Donald Trump's attacks this week on Pope Francis follow a familiar pattern: The pope is getting media attention when Trump craves it most. Much to Trump's chagrin, Francis is probably the only person in the world who can garner more media attention for a single comment than Trump can.
This week the pope made a high-profile visit to the Mexican side of the U.S.-Mexico border to highlight the plight of migrants and refugees. This papal trip, like Francis's American visit last year, drew intense media coverage, at a crucial point in Trump's presidential campaign. In advance of the pope's U.S. visit, in August, Trump called Francis — who had already made caring for migrants and refugees a cornerstone of his papacy — "political." He warned that if the pope were to speak to him about the evils of capitalism, he would tell him, "ISIS wants to get you. You know that ISIS wants to go in and take over the Vatican."
"You know that's a dream of theirs, to go into Italy?" Trump said to CNN's Chris Cuomo at the time.
In those weeks before Pope Francis's U.S. visit — during which he was invited to address lawmakers by then-House Speaker John Boehner — Trump was first undergoing scrutiny for his lack of religious bona fides. He told an Iowa audience that he rarely asked God for forgiveness.

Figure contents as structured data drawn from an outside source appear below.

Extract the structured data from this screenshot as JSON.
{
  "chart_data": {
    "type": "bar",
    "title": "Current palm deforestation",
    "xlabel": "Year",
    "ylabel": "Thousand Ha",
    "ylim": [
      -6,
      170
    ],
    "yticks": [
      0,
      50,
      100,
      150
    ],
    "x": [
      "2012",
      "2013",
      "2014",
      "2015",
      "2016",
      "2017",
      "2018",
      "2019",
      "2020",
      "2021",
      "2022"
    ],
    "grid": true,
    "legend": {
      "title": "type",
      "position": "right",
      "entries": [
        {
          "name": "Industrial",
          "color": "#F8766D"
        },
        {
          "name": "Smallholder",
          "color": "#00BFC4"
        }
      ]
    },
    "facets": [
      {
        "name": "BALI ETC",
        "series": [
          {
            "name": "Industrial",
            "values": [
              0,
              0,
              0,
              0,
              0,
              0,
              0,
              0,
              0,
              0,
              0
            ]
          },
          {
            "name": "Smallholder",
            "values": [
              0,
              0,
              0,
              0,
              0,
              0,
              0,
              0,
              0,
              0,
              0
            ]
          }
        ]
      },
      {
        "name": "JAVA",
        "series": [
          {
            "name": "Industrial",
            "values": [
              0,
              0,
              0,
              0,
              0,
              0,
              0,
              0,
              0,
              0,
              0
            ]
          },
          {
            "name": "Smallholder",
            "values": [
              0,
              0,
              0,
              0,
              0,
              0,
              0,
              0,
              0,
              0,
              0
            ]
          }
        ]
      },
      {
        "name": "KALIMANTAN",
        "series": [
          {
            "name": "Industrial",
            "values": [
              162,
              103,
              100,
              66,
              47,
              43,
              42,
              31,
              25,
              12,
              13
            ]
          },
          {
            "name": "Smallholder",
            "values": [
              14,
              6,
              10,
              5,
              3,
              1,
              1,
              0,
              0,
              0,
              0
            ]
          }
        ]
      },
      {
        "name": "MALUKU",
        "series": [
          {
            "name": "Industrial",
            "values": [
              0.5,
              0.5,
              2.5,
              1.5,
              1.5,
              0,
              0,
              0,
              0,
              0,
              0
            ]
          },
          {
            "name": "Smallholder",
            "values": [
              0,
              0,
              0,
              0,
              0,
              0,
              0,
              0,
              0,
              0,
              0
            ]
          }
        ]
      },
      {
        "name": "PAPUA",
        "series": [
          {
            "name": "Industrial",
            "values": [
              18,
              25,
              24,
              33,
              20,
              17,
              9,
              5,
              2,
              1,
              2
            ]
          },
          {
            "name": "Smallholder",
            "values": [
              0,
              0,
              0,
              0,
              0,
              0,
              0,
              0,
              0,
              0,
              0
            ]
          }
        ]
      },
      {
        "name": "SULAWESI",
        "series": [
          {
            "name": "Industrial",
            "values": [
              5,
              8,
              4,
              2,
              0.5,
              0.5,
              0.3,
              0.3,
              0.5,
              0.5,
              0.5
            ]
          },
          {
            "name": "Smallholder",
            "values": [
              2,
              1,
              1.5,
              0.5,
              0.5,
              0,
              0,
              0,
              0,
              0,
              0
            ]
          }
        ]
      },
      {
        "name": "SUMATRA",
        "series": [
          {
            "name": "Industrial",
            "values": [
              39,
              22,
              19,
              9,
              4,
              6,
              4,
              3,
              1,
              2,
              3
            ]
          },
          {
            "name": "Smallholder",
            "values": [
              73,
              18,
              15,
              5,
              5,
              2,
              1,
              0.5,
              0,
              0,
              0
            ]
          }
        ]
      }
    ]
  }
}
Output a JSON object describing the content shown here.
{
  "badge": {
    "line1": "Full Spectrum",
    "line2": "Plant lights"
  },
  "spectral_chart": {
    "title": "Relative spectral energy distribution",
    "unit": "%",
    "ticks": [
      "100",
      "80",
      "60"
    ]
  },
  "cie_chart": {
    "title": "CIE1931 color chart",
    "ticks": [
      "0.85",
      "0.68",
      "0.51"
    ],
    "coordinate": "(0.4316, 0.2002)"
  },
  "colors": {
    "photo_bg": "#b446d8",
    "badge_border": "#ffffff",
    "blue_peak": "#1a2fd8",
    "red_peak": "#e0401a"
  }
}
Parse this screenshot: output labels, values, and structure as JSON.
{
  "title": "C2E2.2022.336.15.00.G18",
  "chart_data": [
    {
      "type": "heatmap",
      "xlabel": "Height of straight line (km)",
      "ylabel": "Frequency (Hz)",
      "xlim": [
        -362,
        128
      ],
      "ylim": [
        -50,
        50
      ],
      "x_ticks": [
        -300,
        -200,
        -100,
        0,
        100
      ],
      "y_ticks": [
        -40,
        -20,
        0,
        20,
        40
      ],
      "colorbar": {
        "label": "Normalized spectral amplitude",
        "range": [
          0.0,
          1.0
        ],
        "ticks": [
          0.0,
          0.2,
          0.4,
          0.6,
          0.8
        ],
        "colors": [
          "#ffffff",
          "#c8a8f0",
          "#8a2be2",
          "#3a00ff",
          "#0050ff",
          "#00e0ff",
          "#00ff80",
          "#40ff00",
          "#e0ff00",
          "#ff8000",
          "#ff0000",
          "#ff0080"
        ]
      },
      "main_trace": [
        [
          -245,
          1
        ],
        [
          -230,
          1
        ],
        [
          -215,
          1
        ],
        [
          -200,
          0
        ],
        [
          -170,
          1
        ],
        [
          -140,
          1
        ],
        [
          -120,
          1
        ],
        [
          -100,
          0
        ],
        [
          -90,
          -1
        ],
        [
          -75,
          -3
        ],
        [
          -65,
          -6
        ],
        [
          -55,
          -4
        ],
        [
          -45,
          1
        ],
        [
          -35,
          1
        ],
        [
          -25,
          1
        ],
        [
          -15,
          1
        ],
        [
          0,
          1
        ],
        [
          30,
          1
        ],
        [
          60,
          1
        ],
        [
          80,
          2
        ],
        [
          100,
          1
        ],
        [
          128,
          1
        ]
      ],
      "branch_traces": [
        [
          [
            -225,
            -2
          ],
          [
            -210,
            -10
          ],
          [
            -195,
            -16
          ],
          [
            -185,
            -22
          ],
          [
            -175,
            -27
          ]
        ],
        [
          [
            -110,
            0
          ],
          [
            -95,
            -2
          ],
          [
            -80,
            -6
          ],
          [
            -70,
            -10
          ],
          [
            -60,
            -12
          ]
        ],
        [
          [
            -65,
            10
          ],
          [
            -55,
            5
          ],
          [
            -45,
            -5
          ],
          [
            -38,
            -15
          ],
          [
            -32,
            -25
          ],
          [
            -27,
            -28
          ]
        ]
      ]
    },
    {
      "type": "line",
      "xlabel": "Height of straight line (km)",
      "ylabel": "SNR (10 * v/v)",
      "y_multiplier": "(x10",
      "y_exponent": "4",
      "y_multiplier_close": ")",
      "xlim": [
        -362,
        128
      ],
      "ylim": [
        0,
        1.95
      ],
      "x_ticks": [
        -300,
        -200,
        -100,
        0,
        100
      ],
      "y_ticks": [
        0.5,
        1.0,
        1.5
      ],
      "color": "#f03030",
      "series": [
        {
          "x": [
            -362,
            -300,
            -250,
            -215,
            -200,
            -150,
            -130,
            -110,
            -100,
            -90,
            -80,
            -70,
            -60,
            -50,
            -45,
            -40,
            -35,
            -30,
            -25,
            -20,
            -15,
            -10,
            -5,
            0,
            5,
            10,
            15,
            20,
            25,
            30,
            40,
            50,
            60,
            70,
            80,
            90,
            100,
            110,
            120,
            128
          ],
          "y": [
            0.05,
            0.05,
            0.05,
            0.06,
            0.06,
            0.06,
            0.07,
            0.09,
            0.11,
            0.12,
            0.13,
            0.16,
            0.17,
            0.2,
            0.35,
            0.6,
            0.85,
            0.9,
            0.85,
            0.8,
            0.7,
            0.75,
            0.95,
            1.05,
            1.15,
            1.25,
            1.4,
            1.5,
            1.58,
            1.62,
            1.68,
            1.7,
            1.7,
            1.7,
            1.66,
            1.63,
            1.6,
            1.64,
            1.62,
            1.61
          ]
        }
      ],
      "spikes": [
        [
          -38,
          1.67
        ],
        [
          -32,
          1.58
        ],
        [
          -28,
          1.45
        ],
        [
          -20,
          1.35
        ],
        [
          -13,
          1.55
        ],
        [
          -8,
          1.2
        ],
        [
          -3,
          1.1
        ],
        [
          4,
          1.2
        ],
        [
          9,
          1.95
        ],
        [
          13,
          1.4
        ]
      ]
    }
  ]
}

He compared himself to the iconic evangelist Billy Graham, even though, when asked, he couldn't think of a single Bible verse that inspired him.
Fast forward to last week, as Trump was courting South Carolina's evangelical primary voters: He again called the pope "political" and accused him of not understanding "the danger of the open border."
Pope Francis is political, but not in the way Trump means. When Trump accuses the pope of being political, he means being in the pocket of a supposedly powerful interest. Case in point: last summer he said Francis was only interested in visiting the border because "Mexico got him to do it because they want to keep the border just the way it is. They're making a fortune, and we're losing." Rather, Francis is politically savvy — he knows when a moment affords him a chance to make a point, but he parses his words carefully enough to stay above the electoral political fray.
Which brings us to the comment that so upset Trump this week: On the papal plane home from Mexico, Francis told reporters that "building walls instead of bridges is not Christian; this is not in the Gospel." The authoritative Vatican coverage at Crux reports that the Pope claimed to have not heard about Trump's wall plan (which seems doubtful), but that he'd nonetheless give the candidate "the benefit of the doubt."
"I'd just say that this man is not Christian if he said it this way," Francis added.
The problem is that Trump is notorious for waving around a Bible when he thinks it will help him, but showing no evidence of having looked inside the cover. As World Relief, the humanitarian arm of the National Association of Evangelicals, points out, the Bible refers dozens of times to helping, housing, feeding and otherwise showing compassion to the "stranger" — or immigrant.
It's almost as if Trump sees himself as the Henry VIII of reality TV (though he didn't need any permission for his divorces). He's hinting, not too subtly, that allowing immigration would tie the country closely to Rome, an ugly insinuation given the history of anti-Catholicism in American politics. He wants to divide — Catholics from each other, Americans from Catholics, immigrants from "real" Americans — and create a new American church, one in which he is the divinely ordained King, and reading the Bible is optional.